Havana Syndrome: Is Russia to blame?
A bombshell report has blown a hole in the government’s claim that no foreign hand is behind Havana Syndrome, said Tom Rogan in the Washington Examiner—and it points the finger straight at Russia. The intelligence community last year ruled it “very unlikely” that enemy operatives were to blame for the mysterious neurological illness first documented in 2016 among diplomats at the U.S. Embassy in Cuba. Some 1,500 cases have since been recorded in 96 countries, with sufferers reporting dizziness, headaches, and memory loss; some heard odd sounds before the onset of the condition. Now CBS’s 60 Minutes, Germany’s Der Spiegel, and Russian dissident site The Insider have collected evidence that members of a Russian intelligence unit were often in proximity when the syndrome struck, and that some were rewarded for work on “nonlethal acoustic weapons.” Many of the Americans afflicted had done work related to Russia, said The Washington Post in an editorial. Clearly, U.S. intelligence must reopen its investigation and “conduct a full, aggressive inquiry.”
“Be skeptical,” said Robby Soave in Reason. The report “combines breathless alarmism about foreign malfeasance” with claims of sci-fi weaponry to advance a beloved media narrative: “Everything is Russia’s fault.” But inquiries by medical experts and U.S. intelligence have concluded Havana Syndrome “is not real.” Its victims are afflicted by symptoms with many possible causes—including mass hysteria, or as the FBI terms it, “social contagion.” The report overlooks one glaring issue, said Sharon Weinberger in The Wall Street Journal: the “technical implausibility” of a portable weapon that could inflict such symptoms while leaving no other traces. A microwave weapon, often cited as the most likely explanation, would have to be refrigerator-size or larger. Then there’s the “seeming absurdity” of Moscow “zapping diplomats and spies” for no reason “other than harassment.”
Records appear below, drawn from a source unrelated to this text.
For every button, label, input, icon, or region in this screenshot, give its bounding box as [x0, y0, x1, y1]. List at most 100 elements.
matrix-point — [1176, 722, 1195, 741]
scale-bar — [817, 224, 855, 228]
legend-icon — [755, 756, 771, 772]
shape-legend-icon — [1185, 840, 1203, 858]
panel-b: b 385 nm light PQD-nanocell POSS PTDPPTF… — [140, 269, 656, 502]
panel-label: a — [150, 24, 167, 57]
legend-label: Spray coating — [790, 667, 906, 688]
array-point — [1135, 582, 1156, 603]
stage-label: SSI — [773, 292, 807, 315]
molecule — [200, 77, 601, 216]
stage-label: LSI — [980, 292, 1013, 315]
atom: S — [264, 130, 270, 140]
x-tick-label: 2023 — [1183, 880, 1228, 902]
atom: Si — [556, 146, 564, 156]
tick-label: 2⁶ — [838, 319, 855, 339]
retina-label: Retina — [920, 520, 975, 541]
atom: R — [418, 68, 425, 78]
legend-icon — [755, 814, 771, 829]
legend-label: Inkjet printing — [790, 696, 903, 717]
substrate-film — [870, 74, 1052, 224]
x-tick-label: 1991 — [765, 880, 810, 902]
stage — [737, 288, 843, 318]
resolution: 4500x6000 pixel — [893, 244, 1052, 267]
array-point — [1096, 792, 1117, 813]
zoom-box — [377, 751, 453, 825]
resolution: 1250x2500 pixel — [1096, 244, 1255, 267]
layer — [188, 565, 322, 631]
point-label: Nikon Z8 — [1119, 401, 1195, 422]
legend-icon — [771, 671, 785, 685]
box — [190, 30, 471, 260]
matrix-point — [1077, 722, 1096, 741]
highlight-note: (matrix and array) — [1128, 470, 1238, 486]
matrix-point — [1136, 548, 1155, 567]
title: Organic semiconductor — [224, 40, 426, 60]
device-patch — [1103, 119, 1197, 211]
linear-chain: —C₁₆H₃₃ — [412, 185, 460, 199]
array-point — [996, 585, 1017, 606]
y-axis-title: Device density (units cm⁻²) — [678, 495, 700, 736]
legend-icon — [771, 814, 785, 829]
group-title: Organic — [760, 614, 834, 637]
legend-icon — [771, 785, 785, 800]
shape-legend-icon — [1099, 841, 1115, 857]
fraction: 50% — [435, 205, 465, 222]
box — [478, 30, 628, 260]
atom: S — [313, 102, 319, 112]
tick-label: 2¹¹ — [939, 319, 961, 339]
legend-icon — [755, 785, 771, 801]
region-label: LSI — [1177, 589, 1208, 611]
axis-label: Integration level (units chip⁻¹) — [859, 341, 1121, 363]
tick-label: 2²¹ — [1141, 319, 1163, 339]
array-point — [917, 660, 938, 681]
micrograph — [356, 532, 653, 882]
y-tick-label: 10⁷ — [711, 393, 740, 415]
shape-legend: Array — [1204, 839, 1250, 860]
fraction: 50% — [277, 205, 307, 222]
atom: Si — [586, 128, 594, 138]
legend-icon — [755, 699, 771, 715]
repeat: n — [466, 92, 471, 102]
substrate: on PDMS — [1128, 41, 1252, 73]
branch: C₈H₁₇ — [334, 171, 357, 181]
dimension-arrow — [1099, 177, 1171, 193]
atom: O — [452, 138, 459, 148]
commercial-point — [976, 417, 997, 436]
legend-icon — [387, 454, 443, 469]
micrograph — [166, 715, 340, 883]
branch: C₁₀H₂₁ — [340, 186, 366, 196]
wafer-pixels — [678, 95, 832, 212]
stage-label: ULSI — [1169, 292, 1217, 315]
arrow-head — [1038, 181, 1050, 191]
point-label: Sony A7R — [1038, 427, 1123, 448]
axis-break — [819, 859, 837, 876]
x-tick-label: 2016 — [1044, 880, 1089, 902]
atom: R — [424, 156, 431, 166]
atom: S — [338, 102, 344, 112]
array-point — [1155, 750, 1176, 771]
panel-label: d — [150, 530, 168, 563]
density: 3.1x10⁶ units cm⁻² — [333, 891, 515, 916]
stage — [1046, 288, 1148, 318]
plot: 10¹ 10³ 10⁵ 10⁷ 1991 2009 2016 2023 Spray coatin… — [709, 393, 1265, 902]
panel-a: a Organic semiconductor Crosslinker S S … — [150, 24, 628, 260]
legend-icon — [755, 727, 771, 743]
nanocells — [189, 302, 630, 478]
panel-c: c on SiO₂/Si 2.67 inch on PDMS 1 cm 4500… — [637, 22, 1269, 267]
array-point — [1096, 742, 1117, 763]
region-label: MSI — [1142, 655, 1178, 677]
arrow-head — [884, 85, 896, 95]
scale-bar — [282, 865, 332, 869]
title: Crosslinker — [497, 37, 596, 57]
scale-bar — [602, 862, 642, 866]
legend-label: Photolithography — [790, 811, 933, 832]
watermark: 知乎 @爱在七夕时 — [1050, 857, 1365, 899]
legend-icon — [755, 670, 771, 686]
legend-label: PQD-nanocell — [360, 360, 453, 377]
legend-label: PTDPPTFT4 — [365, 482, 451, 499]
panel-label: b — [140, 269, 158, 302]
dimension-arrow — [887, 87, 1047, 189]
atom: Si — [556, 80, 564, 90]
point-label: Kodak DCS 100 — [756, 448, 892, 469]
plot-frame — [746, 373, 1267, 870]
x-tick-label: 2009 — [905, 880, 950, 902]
There is another plausible explanation, said
The Wall Street Journal in an editorial. “Pulsed radio-frequency energy and focused ultrasound” could be transmitted by portable devices. Still, officials seem “intent on discounting” the possibility we’re under attack. Why? Maybe the intelligence community “doesn’t want to scare its personnel” or fears the “brawl with Vladimir Putin” that would result if Russia were implicated. But this new evidence deserves more than a cursory dismissal. “Something isn’t right with this story,” and the American public “needs better answers.”